What is the Ethnic Studies and Social Justice Collaborative
The civil rights gains of the 1960s and 70s gave rise to the diversity departments at City College of San Francisco. These departments strengthen each other by working together in the Ethnic Studies and Social Justice Collaborative (formerly known as the Diversity Collaborative). Our programs grew out of various social struggles, such as the United Farmworker's Movement, the Disability Rights Movement, the Civil Rights Movement, the Women's Liberation Movement, and the Stonewall Riots.
The Third World Strikes at San Francisco State University (1968) and U.C. Berkeley (1969) led to the establishment of Ethnic Studies departments at universities and colleges across the nation.
Departments devoted to gender, sexuality, class, and disability studies benefited from the victories of the Ethnic Studies movement.
We are proud of the intersectional analysis at the foundation of the City College of San Francisco Diversity Collaborative where students learn how their multiple identities contribute to the richness of their lives and provide strength to our continuing struggles for social justice.
Who We Are
Faculty from the below departments come together on a regular basis to share ideas and resources for better serving students' needs, such as closing the achievement and opportunity gaps, overcoming obstacles in student career paths, sharing multiple identities, and connecting with the San Francisco community.
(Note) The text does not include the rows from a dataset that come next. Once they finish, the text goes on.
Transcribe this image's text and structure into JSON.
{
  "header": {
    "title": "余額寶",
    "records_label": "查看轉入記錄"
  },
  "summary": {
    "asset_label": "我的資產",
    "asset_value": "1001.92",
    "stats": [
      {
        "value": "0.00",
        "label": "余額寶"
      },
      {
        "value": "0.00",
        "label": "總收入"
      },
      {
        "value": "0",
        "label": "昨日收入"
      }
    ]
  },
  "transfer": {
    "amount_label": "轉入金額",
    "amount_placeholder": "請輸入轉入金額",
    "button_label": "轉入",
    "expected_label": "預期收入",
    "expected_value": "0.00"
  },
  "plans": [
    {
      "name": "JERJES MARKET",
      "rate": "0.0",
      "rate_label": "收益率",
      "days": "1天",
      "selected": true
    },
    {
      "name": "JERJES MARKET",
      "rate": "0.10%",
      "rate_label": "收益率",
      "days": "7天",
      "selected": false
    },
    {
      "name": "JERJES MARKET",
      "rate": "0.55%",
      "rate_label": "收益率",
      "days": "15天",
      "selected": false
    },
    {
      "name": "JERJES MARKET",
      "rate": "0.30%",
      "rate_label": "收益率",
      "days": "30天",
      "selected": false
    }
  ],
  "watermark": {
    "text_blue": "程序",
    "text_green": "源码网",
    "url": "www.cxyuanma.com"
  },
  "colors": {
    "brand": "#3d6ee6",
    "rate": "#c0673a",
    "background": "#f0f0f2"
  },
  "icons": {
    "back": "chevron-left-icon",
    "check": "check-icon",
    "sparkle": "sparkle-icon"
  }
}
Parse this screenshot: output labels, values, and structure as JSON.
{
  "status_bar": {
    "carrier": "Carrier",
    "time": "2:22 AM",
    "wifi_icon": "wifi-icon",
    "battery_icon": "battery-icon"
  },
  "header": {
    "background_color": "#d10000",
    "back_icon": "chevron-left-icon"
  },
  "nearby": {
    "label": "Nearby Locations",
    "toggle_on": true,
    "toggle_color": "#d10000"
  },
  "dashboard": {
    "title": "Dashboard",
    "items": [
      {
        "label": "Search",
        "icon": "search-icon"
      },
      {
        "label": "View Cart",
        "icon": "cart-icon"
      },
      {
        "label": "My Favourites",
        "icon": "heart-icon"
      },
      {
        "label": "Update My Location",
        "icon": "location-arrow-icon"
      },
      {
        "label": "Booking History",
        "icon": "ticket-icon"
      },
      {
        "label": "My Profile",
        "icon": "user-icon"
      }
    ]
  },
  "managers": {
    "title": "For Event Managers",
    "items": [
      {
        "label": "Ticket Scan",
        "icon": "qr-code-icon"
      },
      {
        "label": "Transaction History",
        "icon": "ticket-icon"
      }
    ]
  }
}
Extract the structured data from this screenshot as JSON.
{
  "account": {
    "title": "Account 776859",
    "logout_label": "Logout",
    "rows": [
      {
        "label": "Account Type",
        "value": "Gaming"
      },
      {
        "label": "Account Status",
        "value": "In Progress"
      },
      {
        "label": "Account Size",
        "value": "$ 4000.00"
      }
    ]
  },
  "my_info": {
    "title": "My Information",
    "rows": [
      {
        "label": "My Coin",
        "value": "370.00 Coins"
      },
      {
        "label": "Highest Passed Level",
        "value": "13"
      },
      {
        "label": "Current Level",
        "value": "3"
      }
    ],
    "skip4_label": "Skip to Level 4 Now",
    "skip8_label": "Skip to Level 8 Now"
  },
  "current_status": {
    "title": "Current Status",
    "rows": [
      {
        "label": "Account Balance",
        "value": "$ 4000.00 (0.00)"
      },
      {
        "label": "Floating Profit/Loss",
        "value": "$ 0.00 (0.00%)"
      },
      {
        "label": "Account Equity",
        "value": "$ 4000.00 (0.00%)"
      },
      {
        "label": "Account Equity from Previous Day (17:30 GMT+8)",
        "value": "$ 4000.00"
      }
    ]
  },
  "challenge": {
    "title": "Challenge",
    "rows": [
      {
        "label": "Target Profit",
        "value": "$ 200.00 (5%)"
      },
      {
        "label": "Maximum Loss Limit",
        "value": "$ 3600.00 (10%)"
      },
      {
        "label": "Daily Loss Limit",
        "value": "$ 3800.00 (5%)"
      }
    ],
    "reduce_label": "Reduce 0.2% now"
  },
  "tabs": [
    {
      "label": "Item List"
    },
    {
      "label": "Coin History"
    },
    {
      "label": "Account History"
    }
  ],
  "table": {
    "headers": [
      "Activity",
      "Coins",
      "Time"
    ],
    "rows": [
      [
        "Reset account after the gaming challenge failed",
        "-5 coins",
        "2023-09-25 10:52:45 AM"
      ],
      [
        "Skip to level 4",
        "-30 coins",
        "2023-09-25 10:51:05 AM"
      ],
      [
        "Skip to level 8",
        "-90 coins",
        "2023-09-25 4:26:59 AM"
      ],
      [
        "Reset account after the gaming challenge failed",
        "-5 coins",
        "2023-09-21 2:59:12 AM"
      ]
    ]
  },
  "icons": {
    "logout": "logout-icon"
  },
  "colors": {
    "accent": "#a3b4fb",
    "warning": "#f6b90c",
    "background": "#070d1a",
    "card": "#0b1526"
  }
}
What We Offer to Students, Faculty, and Staff
In addition to offering certificates and Associate degrees to students, the Diversity Collaborative departments offer faculty and staff opportunities for professional development through its wide variety of courses.
The CCSF Library Programs Committee collaborates with other City College departments and centers, as well as student organizations, to create events that reflect and enrich the creative, intellectual and cultural diversity of the City College community. We bring writers, poets, artists, musicians, filmmakers and others to the City College Centers to give students the opportunity to meet and interact first-hand, to recognize African-American History, Children’s Literature, Latino/a American Heritage, and Lunar New Year, to name a few.
Latina/o Heritage Month
An annual program organized by City College of San Francisco, The Rosenberg Library & Learning Resource Center and Concert & Lecture Series.
Project SURVIVE is a peer education program of the Women's Studies department, which trains students to make classrooms presentations on promoting healthy relationships. Peer educators, both women and men, suggest resources and information to help students build intimate relationships based on respect and trust. They also offer students strategies for identifying, avoiding, and leaving abusive relationships.